Blog der Präsidentin

eliette_ponem_rot_quer.jpgEliette Thurn, Präsidentin SI Österr. Union 2020-2022 – (c) privat
21.02.2021

EQUAL PAY DAY

Gleiche Bezahlung für gleiche Leistung

Der Equal Pay Day rutscht jedes Jahr ein Stückchen weiter nach vorne   von 2019 auf 2020 um 1 Tag und von 2020 auf 2021 um 4 Tage auf den 21. Februar. Ein Grund zum Feiern?
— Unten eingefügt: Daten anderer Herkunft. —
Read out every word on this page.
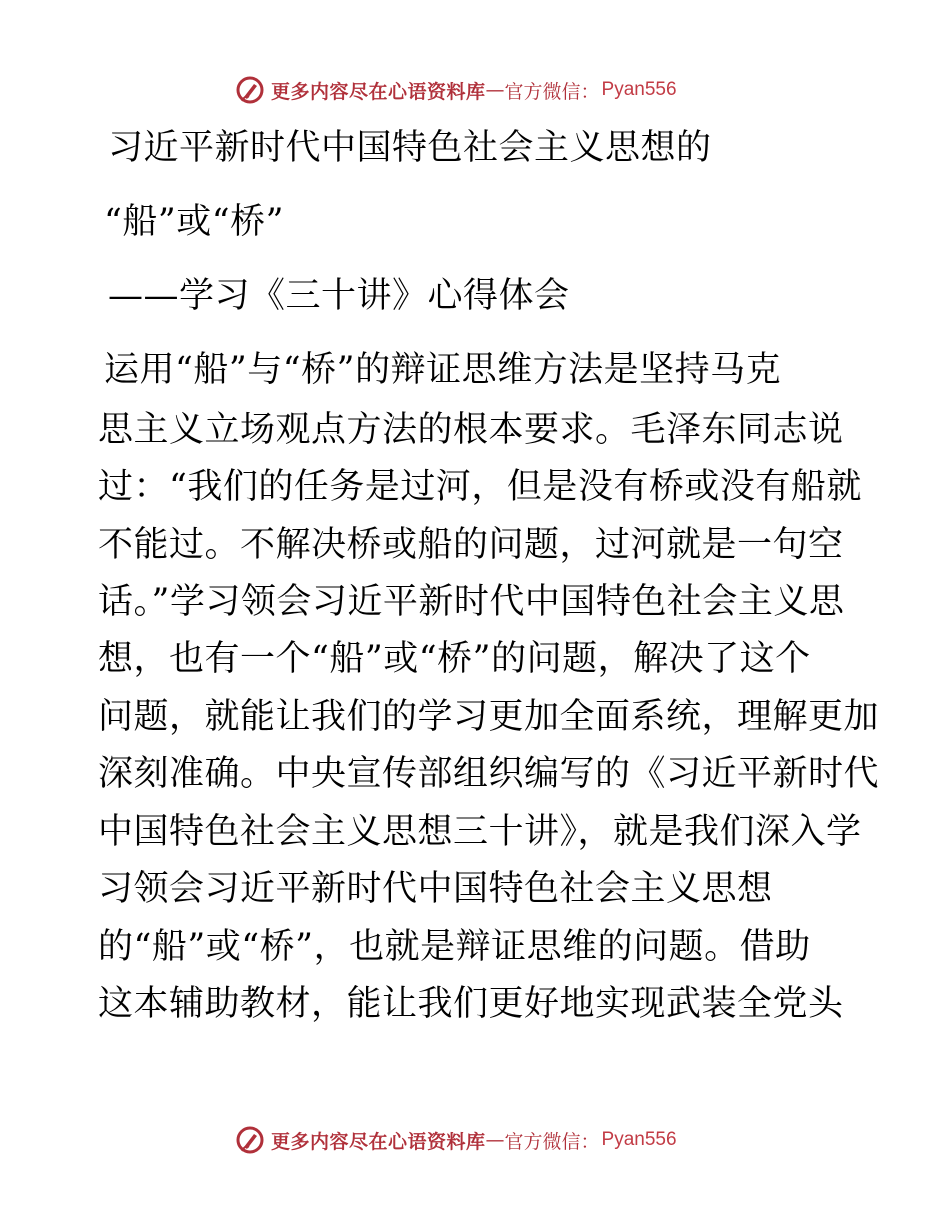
更多内容尽在心语资料库 — 官方微信： Pyan556
习近平新时代中国特色社会主义思想的
“船”或“桥”
——学习《三十讲》心得体会
运用“船”与“桥”的辩证思维方法是坚持马克
思主义立场观点方法的根本要求。毛泽东同志说
过：“我们的任务是过河，但是没有桥或没有船就
不能过。不解决桥或船的问题，过河就是一句空
话。”学习领会习近平新时代中国特色社会主义思
想，也有一个“船”或“桥”的问题，解决了这个
问题，就能让我们的学习更加全面系统，理解更加
深刻准确。中央宣传部组织编写的《习近平新时代
中国特色社会主义思想三十讲》，就是我们深入学
习领会习近平新时代中国特色社会主义思想
的“船”或“桥”，也就是辩证思维的问题。借助
这本辅助教材，能让我们更好地实现武装全党头
更多内容尽在心语资料库 — 官方微信： Pyan556
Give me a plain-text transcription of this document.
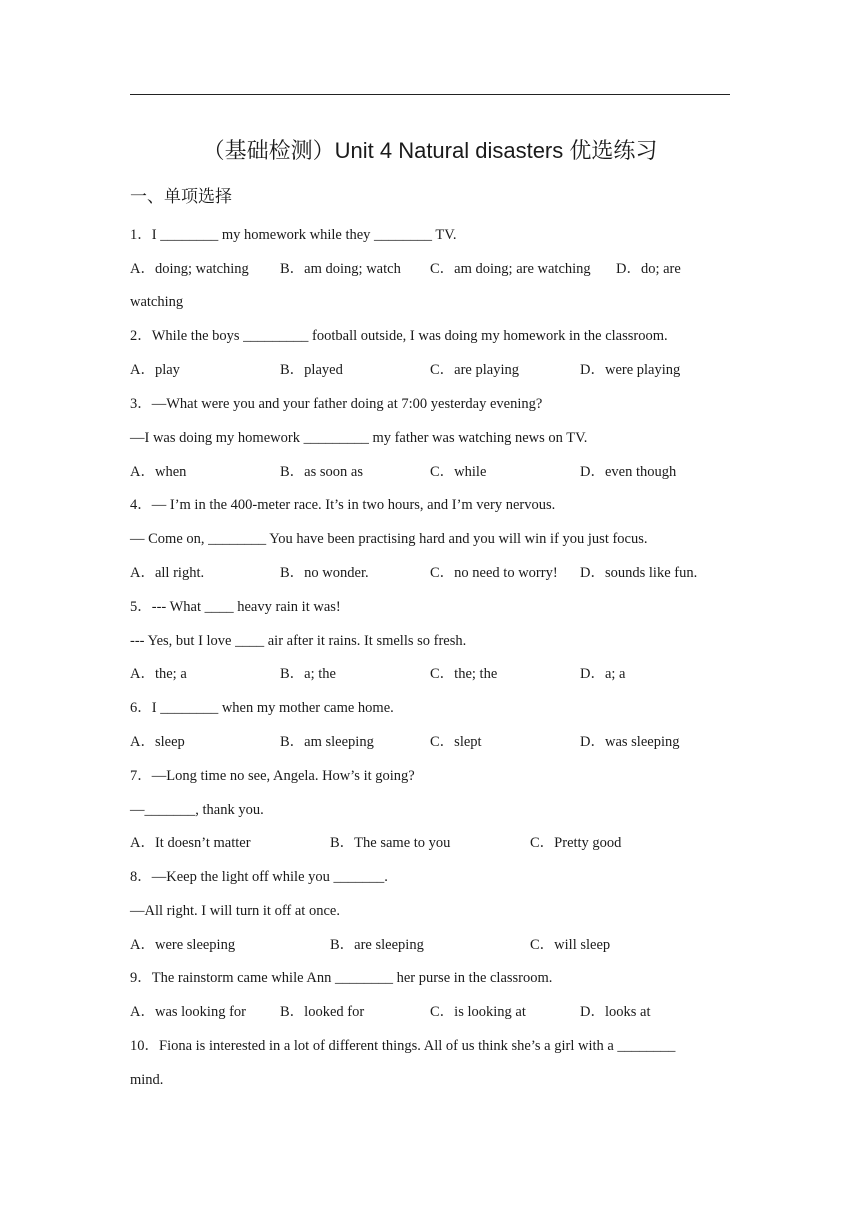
（基础检测）Unit 4 Natural disasters 优选练习
一、单项选择
1．I ________ my homework while they ________ TV.
A．doing; watching B．am doing; watch C．am doing; are watching D．do; are
watching
2．While the boys _________ football outside, I was doing my homework in the classroom.
A．play	B．played	C．are playing	D．were playing
3．—What were you and your father doing at 7:00 yesterday evening?
—I was doing my homework _________ my father was watching news on TV.
A．when	B．as soon as	C．while	D．even though
4．— I’m in the 400-meter race. It’s in two hours, and I’m very nervous.
— Come on, ________ You have been practising hard and you will win if you just focus.
A．all right.	B．no wonder.	C．no need to worry! D．sounds like fun.
5．--- What ____ heavy rain it was!
--- Yes, but I love ____ air after it rains. It smells so fresh.
A．the; a	B．a; the	C．the; the	D．a; a
6．I ________ when my mother came home.
A．sleep	B．am sleeping	C．slept	D．was sleeping
7．—Long time no see, Angela. How’s it going?
—_______, thank you.
A．It doesn’t matter	B．The same to you	C．Pretty good
8．—Keep the light off while you _______.
—All right. I will turn it off at once.
A．were sleeping	B．are sleeping	C．will sleep
9．The rainstorm came while Ann ________ her purse in the classroom.
A．was looking for B．looked for	C．is looking at	D．looks at
10．Fiona is interested in a lot of different things. All of us think she’s a girl with a ________
mind.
Nein, solange noch immer Frauen für die gleiche Tätigkeit fast 2 Monate umsonst arbeiten, ist jede Verbesserung zwar gut, aber noch nicht gut genug!

Österreich hat einen der höchsten Einkommensunterschiede in der Europäischen Union und gerade deswegen sind oft auch erwerbstätige Frauen von ihren Ehemännern finanziell abhängig. Die Folgen daraus brauchen wir hier jetzt nicht aufzuzählen.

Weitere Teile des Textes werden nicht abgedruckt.